Physiotherapy in the Child Bearing Year and Beyond – the final count down, third trimester.

Tamara MatulickPhysiotherapy, Pregnancy

Tamara Pregnant

I wrote a blog late last year about the top 3 things I’d learnt so far during my first child-bearing year. I’m now 37 weeks (baby is fully cooked!) and I’d thought I’d update you on how things are going and share even more information that I have learnt on this journey so far.  

1. Managing pelvic pain

In my last update, my pelvic pain had improved considerably, after finishing the netball season and having a couple of treatments with a Women’s Health Specialist Physiotherapist. I had some wonderful days when my pelvis felt more stable and aligned than it has at any time during the pregnancy. However, overall, the front of the pelvis (pubic symphysis) has continued to be troublesome. If I do too much in the day it aches at night, an indication of an inflammatory response to the activity of the day. Never fear, I’ve found even more helpful things to try for the stubborn, and often hard to treat, pubic symphysis pain. I continue to modify activities that I know stir it up (squatting, standing on one leg etc.), wearing an SIJ belt for walking and standing during the day and a scarf tied just below my pelvis at night. Using a hot water bottle at night and massage for tight muscles has been bliss! Unexpectedly, I also found relief with exercises and stretches suggested in the ‘Spinning Babies’ program and acupuncture. Nothing has provided a cure but understanding that my body is doing it’s best to accommodate a fast-growing little human gives me hope that the pelvic pain should change in the fourth trimester.

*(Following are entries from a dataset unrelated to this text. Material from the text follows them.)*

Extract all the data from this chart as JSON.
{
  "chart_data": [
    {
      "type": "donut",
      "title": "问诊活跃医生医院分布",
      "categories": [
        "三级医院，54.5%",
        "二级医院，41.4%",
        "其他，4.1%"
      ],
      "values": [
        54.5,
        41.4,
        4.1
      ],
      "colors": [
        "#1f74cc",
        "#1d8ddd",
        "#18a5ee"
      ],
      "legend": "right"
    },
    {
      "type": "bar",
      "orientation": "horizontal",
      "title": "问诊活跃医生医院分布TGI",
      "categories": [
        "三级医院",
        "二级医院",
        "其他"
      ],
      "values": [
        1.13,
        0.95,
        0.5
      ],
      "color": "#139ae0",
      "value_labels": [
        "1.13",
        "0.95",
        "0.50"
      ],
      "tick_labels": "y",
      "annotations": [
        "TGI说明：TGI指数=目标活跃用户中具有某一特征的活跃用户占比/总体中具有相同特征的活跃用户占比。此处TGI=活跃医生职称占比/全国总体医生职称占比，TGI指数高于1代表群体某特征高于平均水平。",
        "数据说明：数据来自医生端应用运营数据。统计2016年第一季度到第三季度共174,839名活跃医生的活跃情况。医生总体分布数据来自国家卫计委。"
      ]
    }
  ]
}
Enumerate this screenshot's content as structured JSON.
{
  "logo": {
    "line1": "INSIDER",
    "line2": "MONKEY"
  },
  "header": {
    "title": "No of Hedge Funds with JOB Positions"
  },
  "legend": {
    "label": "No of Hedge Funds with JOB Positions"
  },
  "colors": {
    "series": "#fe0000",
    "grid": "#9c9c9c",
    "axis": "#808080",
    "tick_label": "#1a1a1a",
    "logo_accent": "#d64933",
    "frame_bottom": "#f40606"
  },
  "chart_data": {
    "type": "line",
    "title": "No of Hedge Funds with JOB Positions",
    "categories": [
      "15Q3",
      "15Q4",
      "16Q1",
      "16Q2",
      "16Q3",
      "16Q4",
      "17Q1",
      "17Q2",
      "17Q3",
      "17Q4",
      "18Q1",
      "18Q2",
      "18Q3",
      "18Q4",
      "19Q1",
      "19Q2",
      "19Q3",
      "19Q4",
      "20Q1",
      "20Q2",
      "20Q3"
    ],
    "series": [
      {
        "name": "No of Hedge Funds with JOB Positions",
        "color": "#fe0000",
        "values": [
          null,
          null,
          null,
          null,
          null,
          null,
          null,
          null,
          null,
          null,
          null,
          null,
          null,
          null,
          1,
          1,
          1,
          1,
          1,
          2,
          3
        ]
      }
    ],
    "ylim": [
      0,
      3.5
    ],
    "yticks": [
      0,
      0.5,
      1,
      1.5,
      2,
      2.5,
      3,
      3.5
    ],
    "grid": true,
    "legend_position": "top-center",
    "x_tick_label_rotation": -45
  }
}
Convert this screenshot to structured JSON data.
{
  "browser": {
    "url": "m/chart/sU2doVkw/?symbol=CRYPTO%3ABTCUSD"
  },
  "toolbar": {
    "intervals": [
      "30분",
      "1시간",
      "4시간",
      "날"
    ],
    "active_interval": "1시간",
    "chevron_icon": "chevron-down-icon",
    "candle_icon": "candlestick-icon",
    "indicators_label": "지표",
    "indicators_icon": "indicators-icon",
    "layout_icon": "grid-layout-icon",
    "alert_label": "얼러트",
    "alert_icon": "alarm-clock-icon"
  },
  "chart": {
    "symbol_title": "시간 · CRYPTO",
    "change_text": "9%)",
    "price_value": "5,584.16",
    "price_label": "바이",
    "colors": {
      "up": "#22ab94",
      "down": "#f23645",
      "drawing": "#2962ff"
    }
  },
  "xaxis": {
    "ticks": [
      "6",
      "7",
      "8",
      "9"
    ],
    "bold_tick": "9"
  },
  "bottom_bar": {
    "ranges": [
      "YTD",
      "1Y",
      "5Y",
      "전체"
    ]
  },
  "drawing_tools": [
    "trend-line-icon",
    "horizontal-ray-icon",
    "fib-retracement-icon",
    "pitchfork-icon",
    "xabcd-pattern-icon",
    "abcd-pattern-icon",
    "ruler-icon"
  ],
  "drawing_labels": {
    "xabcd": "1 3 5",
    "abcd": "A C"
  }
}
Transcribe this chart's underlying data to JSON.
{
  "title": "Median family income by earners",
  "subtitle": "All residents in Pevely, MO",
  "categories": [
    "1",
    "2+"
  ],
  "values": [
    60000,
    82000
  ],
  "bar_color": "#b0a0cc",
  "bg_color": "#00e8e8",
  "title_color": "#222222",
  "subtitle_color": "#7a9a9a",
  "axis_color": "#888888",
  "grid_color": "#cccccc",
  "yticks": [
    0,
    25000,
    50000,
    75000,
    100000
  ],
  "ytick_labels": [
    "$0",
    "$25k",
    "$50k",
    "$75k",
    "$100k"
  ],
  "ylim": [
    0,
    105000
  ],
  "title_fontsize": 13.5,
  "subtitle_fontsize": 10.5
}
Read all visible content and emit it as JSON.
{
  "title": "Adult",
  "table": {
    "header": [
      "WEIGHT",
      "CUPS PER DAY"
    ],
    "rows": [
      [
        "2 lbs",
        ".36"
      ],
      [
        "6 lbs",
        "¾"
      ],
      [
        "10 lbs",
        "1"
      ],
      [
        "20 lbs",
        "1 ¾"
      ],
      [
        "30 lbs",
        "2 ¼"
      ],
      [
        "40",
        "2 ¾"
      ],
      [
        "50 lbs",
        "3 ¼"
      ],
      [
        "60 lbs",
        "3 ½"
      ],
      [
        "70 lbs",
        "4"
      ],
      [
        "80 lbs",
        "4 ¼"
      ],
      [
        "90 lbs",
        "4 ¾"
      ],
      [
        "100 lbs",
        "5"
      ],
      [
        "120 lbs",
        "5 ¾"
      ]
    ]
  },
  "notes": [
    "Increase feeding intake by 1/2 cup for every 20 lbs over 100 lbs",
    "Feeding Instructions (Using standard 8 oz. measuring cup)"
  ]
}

2. How to get and stay physically active during pregnancy

I am still thoroughly enjoying swimming two times a week and pregnancy yoga once a week. I am chuffed to report that I can swim up to 16-30 laps of the pool, whereas when I first returned to swimming at the end of my first trimester I was stuffed after 8 laps and had to get out! The Christmas break meant yoga (like Pilates) wasn’t on and I missed my regular routine. I have tried to pick-up more yoga and Pilates at home, but like a lot of people, I get distracted by other priorities at home! I haven’t been as good at walking as I’d like to be, partly due to the pelvic pain, however I have discovered the flat tracks at Mt Barker’s Laratinga Wetlands to be great to explore at a slow pace and I even consider walking up and down the isles at the supermarket with a trolley on a hot day to be part of my step count! I can’t wait to be able to return to some of the activities I’ve put on hold but I’m not in a rush either, I’ll give myself up to three months of recovery time after birth to ease back into things – despite my husband already talking about entering our unborn child into a fun run.

3. Pelvic floor

In this regard things are travelling okay. There are two main types of urinary incontinence – urge and stress. Urge is when there is a sudden uncontrollable need to wee (e.g. when putting the key in to unlock the door at home) and stress is loss of bladder control when there is an increase in abdominal pressure (e.g. sneezing or jumping). I have now experienced both – thanks body and baby! Interestingly, I’d say my urgency has improved with pelvic floor relaxation techniques suggested by the Women’s Health Specialist Physiotherapist. The theory being that an overactive pelvic floor that never completely rests is not necessarily weak but does fatigues meaning it can’t be as strong when we need it to be strong (e.g. when we get the urge to wee or sneeze). Another interesting fact, like other muscles in our body, our pelvic floor can work unevenly (e.g. one side more or less active than the other side). Luckily pelvic floor exercises are one of the first exercises that can be started after the birth of baby and can be incorporated into the day with activities like breastfeeding or nappy changes.

One final thought, the biggest thing I’ve learnt in the final trimester, is not so related to physiotherapy – but can be useful in life in general. There is such a skill in ‘letting go’ of the unknown and taking each day/step as it comes to us. I’m getting to develop this skill as I near birth day.